Przez moment zastanawiał się, czy nie jest to pułapka.
— Czy mam ci opisać wewnętrzny układ bunkra pod leśniczówką, aby pozyskać twoje zaufanie, czy wystarczy, jeśli pójdę wziąć kąpiel...— A widząc jego lekkie osłupienie dodała: — Nie robię z seksu misterium ani tematu długotrwałych negocjacji, idę do łóżka, z kim chcę i kiedy chcę.
Zaczerwienił się.
— Zostało mi 38 godzin i każda minuta jest droga, Julio. Jak skończę z kosmitami, chętnie przystąpię do spraw ziemskich.
— To się nazywa charakter twórczy, nie bez powodu nazywają cię tytanem pracy i gigantem wstrzemięźliwości. Nie jesteś przecież żonaty?
— Nie.
— A pozwolisz sobie zrobić kawy?
— Oczywiście.
Miała jeszcze dużo czasu, by podziwiać jego hart i wytrzymałość. Nie zmrużył oka, wypił 55 kaw, wypalił zagajnik marlboro zapisując dwie ryzy papieru. Nie rezygnując z obo-wiązków gosposi Julia zdrzemnęła się ze cztery razy, dla relaksu obiegła kilkadziesiąt razy motel, wypiła kilka drinków. Drugiej nocy nad ranem, kiedy sen miała lekki, Martin nagle wstał od stolika, obszedł parę razy pokój przypatrując się śpiącej, potem usiadł obok niej, poczuła dłoń autora przesuwającą się po jej gołych ramionach, piersiach. Chwyciła go obu-rącz i przyciągnęła. Musnął ustami jej wargi i wstał.
— Nie teraz! Muszę zapisać pewien pomysł.
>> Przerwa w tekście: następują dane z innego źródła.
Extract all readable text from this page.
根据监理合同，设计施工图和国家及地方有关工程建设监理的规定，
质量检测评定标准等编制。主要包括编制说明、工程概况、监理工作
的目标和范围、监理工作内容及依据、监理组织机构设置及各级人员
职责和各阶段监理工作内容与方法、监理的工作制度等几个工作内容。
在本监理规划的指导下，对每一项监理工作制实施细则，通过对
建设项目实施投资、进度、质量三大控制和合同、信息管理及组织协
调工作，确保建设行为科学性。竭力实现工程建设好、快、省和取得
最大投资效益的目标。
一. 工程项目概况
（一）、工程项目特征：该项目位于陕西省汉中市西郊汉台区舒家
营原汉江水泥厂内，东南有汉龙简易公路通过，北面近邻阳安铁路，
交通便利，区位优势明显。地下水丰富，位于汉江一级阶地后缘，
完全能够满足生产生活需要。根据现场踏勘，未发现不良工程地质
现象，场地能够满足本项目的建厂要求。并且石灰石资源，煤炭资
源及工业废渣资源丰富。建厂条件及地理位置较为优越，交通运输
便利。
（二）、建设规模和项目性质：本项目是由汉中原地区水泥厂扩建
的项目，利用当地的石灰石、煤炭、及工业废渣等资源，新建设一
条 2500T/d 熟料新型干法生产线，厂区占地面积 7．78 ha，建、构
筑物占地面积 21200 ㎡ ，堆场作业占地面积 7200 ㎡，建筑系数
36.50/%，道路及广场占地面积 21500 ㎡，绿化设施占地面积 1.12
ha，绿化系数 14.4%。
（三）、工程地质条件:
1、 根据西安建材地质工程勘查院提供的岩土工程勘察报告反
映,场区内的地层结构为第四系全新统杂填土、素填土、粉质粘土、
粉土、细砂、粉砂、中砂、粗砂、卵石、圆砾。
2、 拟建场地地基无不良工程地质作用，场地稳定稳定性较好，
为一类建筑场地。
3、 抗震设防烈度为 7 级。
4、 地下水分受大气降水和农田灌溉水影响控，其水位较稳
Świtało. Krawędź boru wyrzynała się z jednolitej czerwieni.
W południe minęła czterdziesta siódma godzina pracy. Martin zebrał papiery. Wnioski pozakreślał czerwonym flamastrem. Julia zaglądała mu przez ramię, ale niewiele mogła wy-wnioskować z gmatwaniny skrótów, strzałek i nazw.
— Masz coś? — spytała.
— Starczyłoby na biblioteczkę. Pójdziesz ze mną do bazy?
— Oczywiście.
Ruszyli w stronę jeziora. Właśnie zza szańców chmur wyjrzało słońce. Było jednak dość chłodno. Volontier musiał być zadowolony z wyników, pogwizdywał bowiem i parę razy przygarnął dziewczynę do siebie.
— Zgaduję, że masz jakiś szczególnie ulubiony wariant.
— Chyba tak.
— A możesz mi go opowiedzieć?
— Teraz mogę.
— No więc?
— Pomysł numer 24 b. Nazwałem go pułapką. Wiedząc, że pułkownik jest kosmitą, należałoby go poddać dyskretnej inwigilacji, a następnie poinformować o akcji Omikrona. Prawdopodobnie spróbowałby skonsultować się z resztą. Ich siły telepatyczne działają z pełną mocą dopiero, gdy zostaną uporządkowane w jedno.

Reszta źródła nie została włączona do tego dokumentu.